His eyebrows go higher when she dumps all her accoutrements onto his space.

"Good afternoon, sir.  Happy New Year.  I want to mail these items back to QVC, they need to be packaged up and I hope you can help me."

"What do you want?"

"I just want these items mailed back, I have all the paperwork and I brought my own tape."

"I cannot package these up for you ma'am, I have to take care of the people waiting in line.  You gotta do that yourself."

"I just want to send these back. Are you telling me you can't help me?  Let me show you."  Friend opens boxes, brings out stereo equipment, shoes, a ring, and mail clerk is exasperated.  I stand a foot away, knowing that nothing is happening until Friend gets some sort of acquiescence.

"I can't do that ma'am."

"WELL CAN'T YOU HELP ME PUT IT BACK IN THE BOX?  I'M A SENIOR AND COULD USE SOME HELP."  He puts it back in the box, and I grab everything and start moving towards the side counter, c'mon, Friend, we can do this over here.

"WATCH OUT FOR THE CARPET.  Don't you trip on it.  I know you'll fall.  That man knows nothing about his job.  He's too young to do this, no courtesy.  He's a lazy man!   Ought to be grateful to have that job.  Lazy, and I'm going to tell him."  Crap.  Distract her.

"You have the ring?  Does it go into this envelope?"  Yes, yes it does.  I want my money back, see, that's what this note says, that I want my money back.  They'll credit it to my account.

It took fifteen minutes to sort out papers, which was which, thank heavens she had the proper return labels but by this time I would have written anything on the box and mailed it to Latvia.

"I could do this if I had a pen."  Pen, here's a pen.  The tape shreds on the roll, and finding the beginning is a minor resurrection; I get the notes in the proper boxes, and start taping except Friend is helping me by holding down the flaps with her hands in the same spot where the tape should go.

"Okay!

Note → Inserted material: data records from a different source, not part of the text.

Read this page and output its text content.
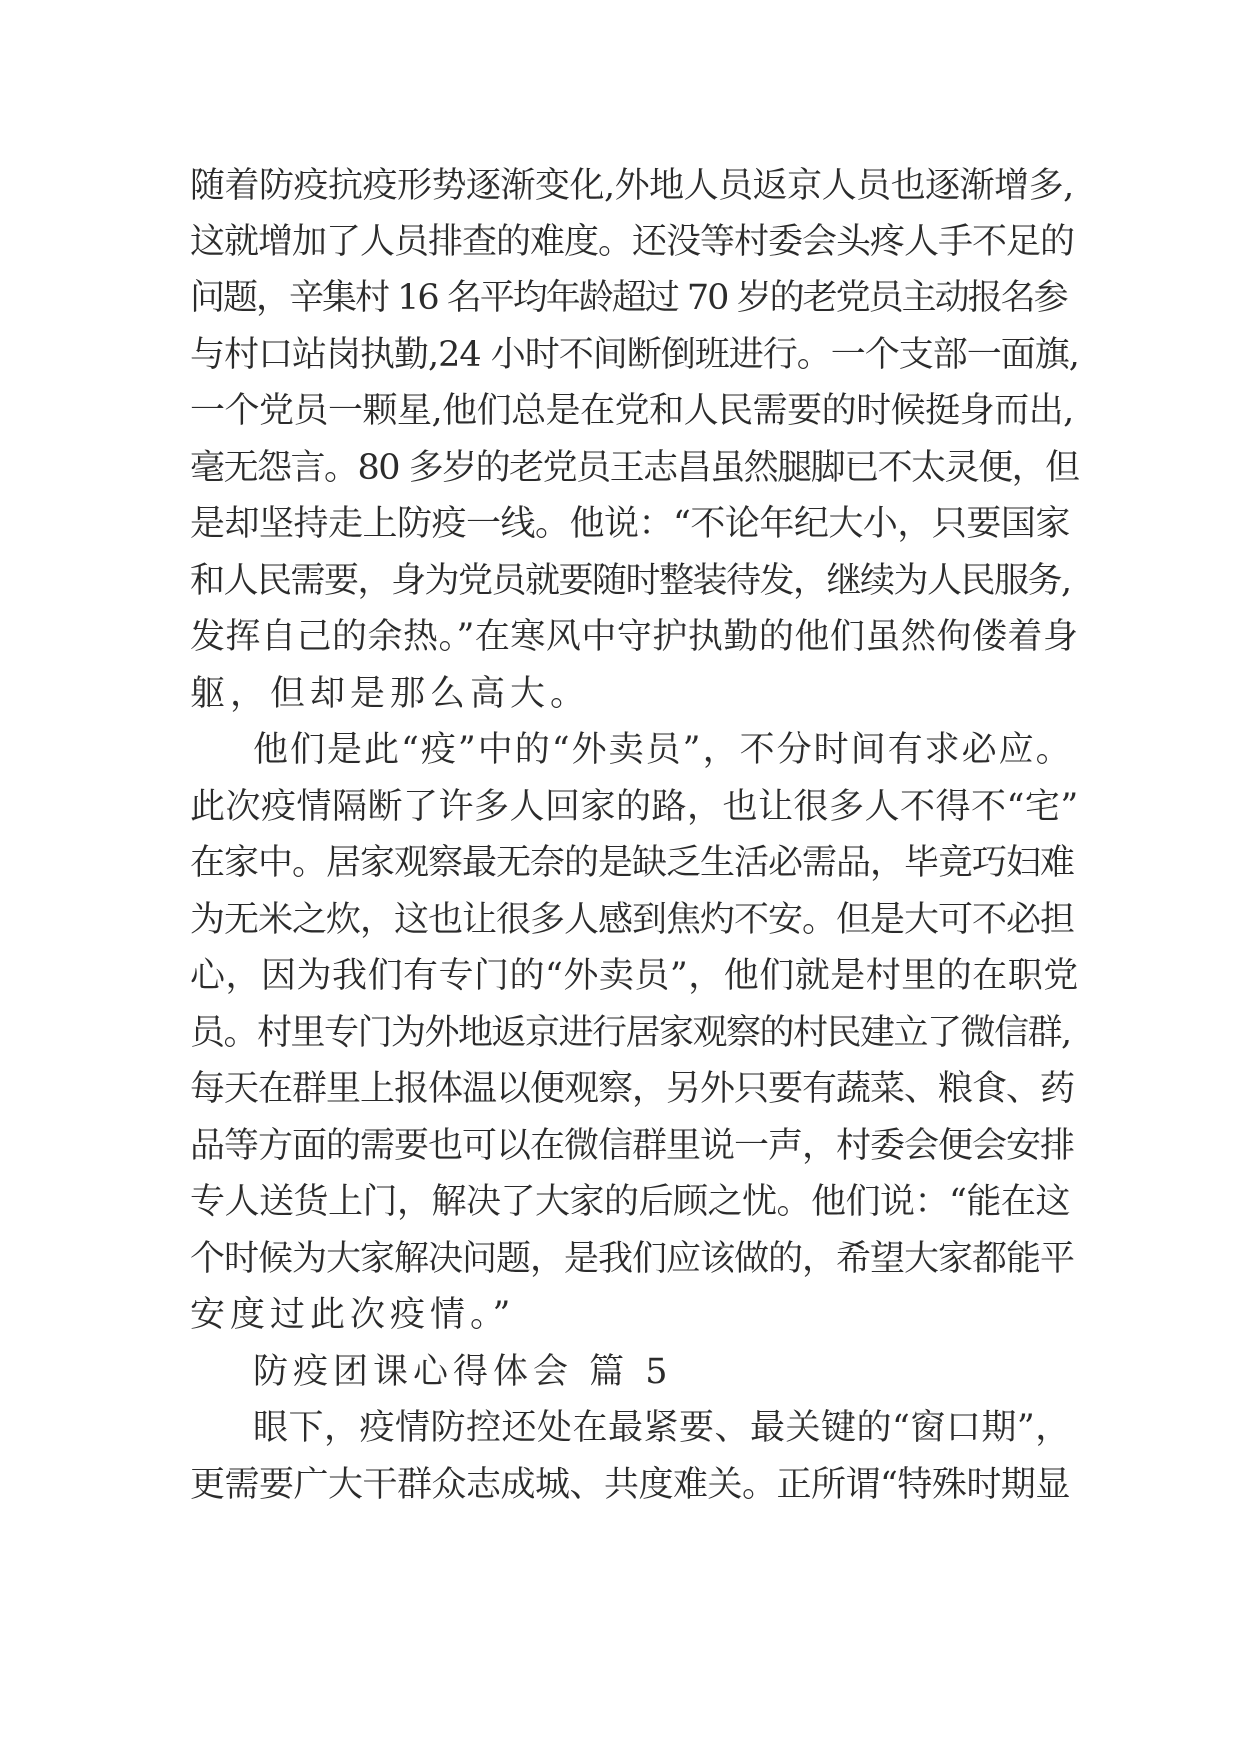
随着防疫抗疫形势逐渐变化,外地人员返京人员也逐渐增多,
这就增加了人员排查的难度。还没等村委会头疼人手不足的
问题，辛集村 16 名平均年龄超过 70 岁的老党员主动报名参
与村口站岗执勤,24 小时不间断倒班进行。一个支部一面旗,
一个党员一颗星,他们总是在党和人民需要的时候挺身而出,
毫无怨言。80 多岁的老党员王志昌虽然腿脚已不太灵便，但
是却坚持走上防疫一线。他说：“不论年纪大小，只要国家
和人民需要，身为党员就要随时整装待发，继续为人民服务,
发挥自己的余热。”在寒风中守护执勤的他们虽然佝偻着身
躯，但却是那么高大。
他们是此“疫”中的“外卖员”，不分时间有求必应。
此次疫情隔断了许多人回家的路，也让很多人不得不“宅”
在家中。居家观察最无奈的是缺乏生活必需品，毕竟巧妇难
为无米之炊，这也让很多人感到焦灼不安。但是大可不必担
心，因为我们有专门的“外卖员”，他们就是村里的在职党
员。村里专门为外地返京进行居家观察的村民建立了微信群,
每天在群里上报体温以便观察，另外只要有蔬菜、粮食、药
品等方面的需要也可以在微信群里说一声，村委会便会安排
专人送货上门，解决了大家的后顾之忧。他们说：“能在这
个时候为大家解决问题，是我们应该做的，希望大家都能平
安度过此次疫情。”
防疫团课心得体会 篇 5
眼下，疫情防控还处在最紧要、最关键的“窗口期”，
更需要广大干群众志成城、共度难关。正所谓“特殊时期显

Let me get some tape up there.  Move your hand, kiddo."  The hand is moved, replaced, moved, replaced, flutters, and fingers end up getting taped to the box, my own.  There are three packages, and as each is readied, Friend is calming down.  She's happy.

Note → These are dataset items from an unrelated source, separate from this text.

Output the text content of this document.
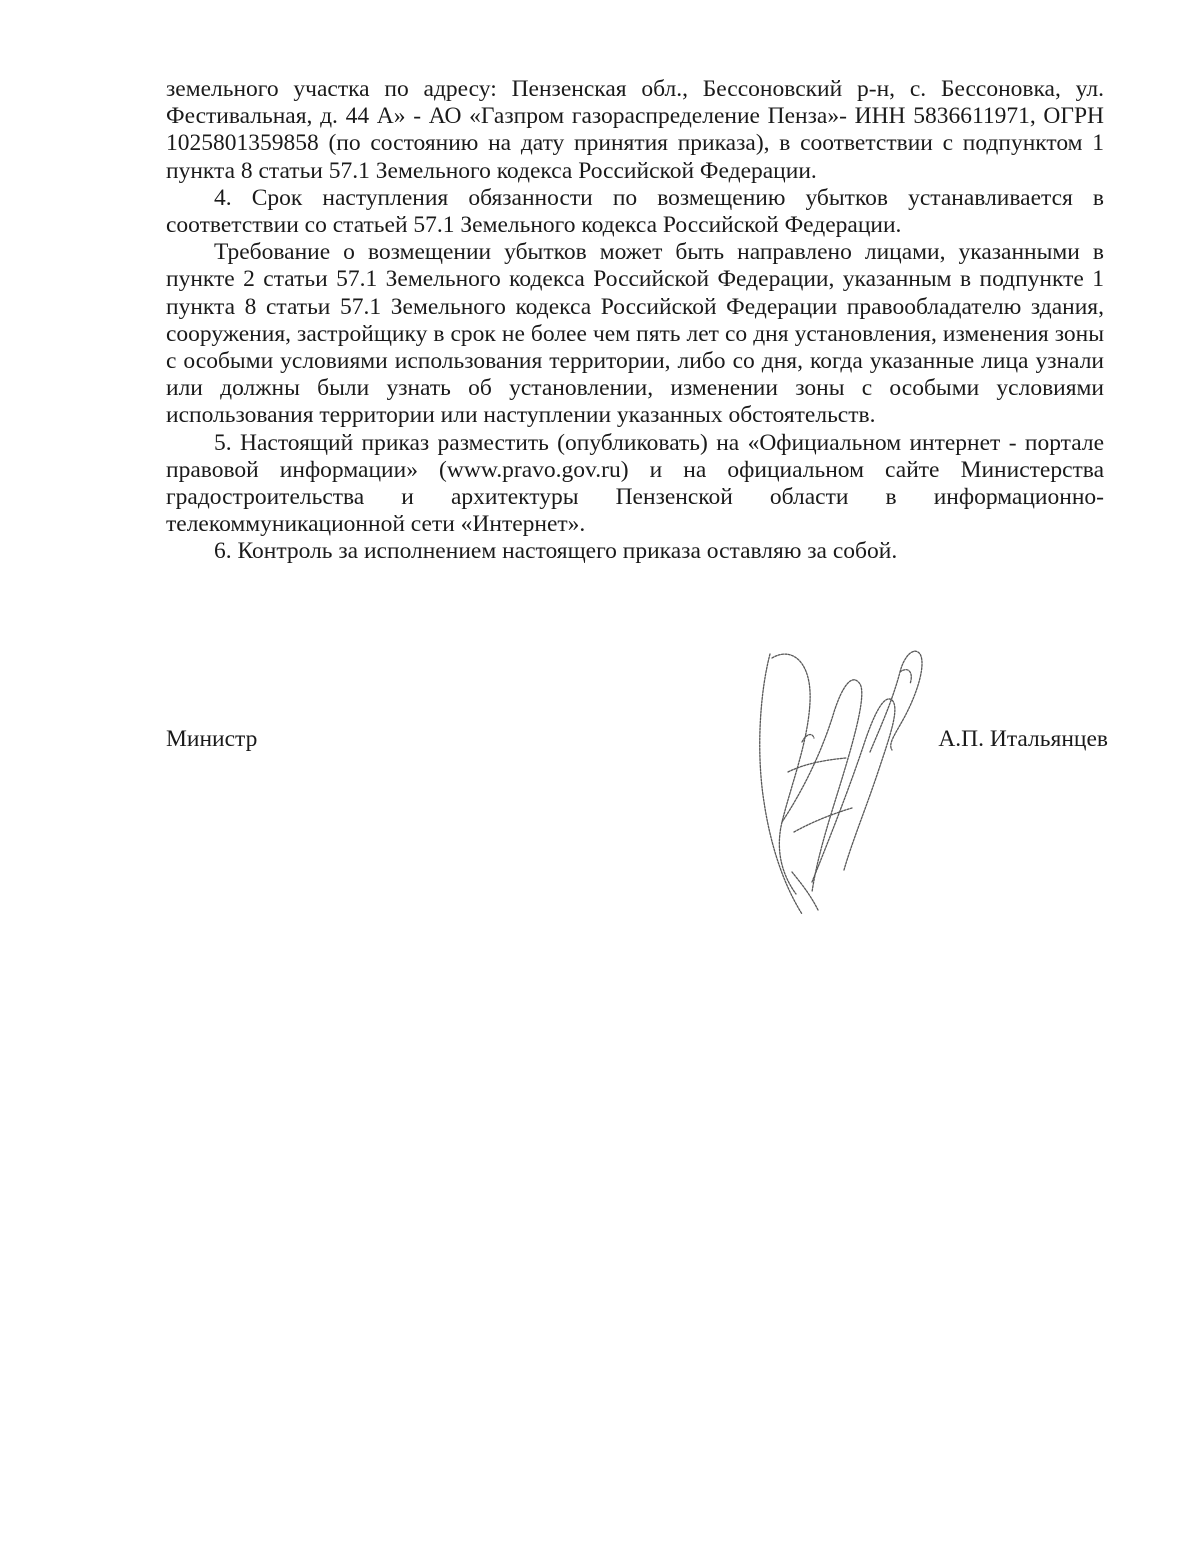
земельного участка по адресу: Пензенская обл., Бессоновский р-н, с. Бессоновка, ул. Фестивальная, д. 44 А» - АО «Газпром газораспределение Пенза»- ИНН 5836611971, ОГРН 1025801359858 (по состоянию на дату принятия приказа), в соответствии с подпунктом 1 пункта 8 статьи 57.1 Земельного кодекса Российской Федерации.

4. Срок наступления обязанности по возмещению убытков устанавливается в соответствии со статьей 57.1 Земельного кодекса Российской Федерации.

Требование о возмещении убытков может быть направлено лицами, указанными в пункте 2 статьи 57.1 Земельного кодекса Российской Федерации, указанным в подпункте 1 пункта 8 статьи 57.1 Земельного кодекса Российской Федерации правообладателю здания, сооружения, застройщику в срок не более чем пять лет со дня установления, изменения зоны с особыми условиями использования территории, либо со дня, когда указанные лица узнали или должны были узнать об установлении, изменении зоны с особыми условиями использования территории или наступлении указанных обстоятельств.

5. Настоящий приказ разместить (опубликовать) на «Официальном интернет - портале правовой информации» (www.pravo.gov.ru) и на официальном сайте Министерства градостроительства и архитектуры Пензенской области в информационно-телекоммуникационной сети «Интернет».

6. Контроль за исполнением настоящего приказа оставляю за собой.

Министр	А.П. Итальянцев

"See?" she says, "I brought my own tape, I knew I'd need it.  We make a great team, gotta do things ourselves these days and we did it!"  Huzzah, thinks I, and load up; we wait briefly in line, and get the same young man.

"We're back," says Friend.

"Round Two," says the clerk.  I am very very glad she didn't hear that.  Very.  He's not smiling, I am, as if this is my day out with my neighbor friend, and he records each label, there is no charge.

"Nothing?  I don't have to pay nothing?"  Nope, that's taken care of, now we can go shopping.  She takes my arm, yells about the carpet some more, and I get her into the car.  She is singing my praises, and gets to the thrift shop where she finds a pair of slacks with a matching top.  At the exit, I see that she is three people ahead of me in line, and as is her custom, will sit and wait for me; she asks if there is an area to sit, the young lady smiles and points to the front.  I hear the clerk say, "I'm sorry, I should have...." and lose the rest of the sentence.  The girl's face changes to surprised dismay as Friend says something back to her that isn't especially nice, I have no idea what.  Why does she treat people, especially service people, horribly?

I imagine she is frightened by the world, thinking that she is going to be forgotten or overlooked.  Or is it entitlement? The embarrassment on my part isn't lessened, and am tired of rescue and repair, something I seem to do.  Does she notice?  I think so; has it remedied anything?  Nope, as far as I can tell.  I can't undo years of her being fussed over as the baby of her family, or the knowing she has experienced many tragedies.  I also realize, however, that taking her anywhere is a crapshoot, and my sense of humor is wearing sneakers, ready to follow Gazelle Girl into the veldt.

Oh quiet night, holy night, and locked doors.  Snow is said to be coming in great amounts this week, and I plan on zipping out in the morning to find tires that will keep my car going straight in the drifts.  To bed now, to wool blankets and cats, curled up into cat donuts.  Storms will rage whilst we huddle inside, wishing for the hand of some god to shield us from the wind.  You will be fine.  I promise.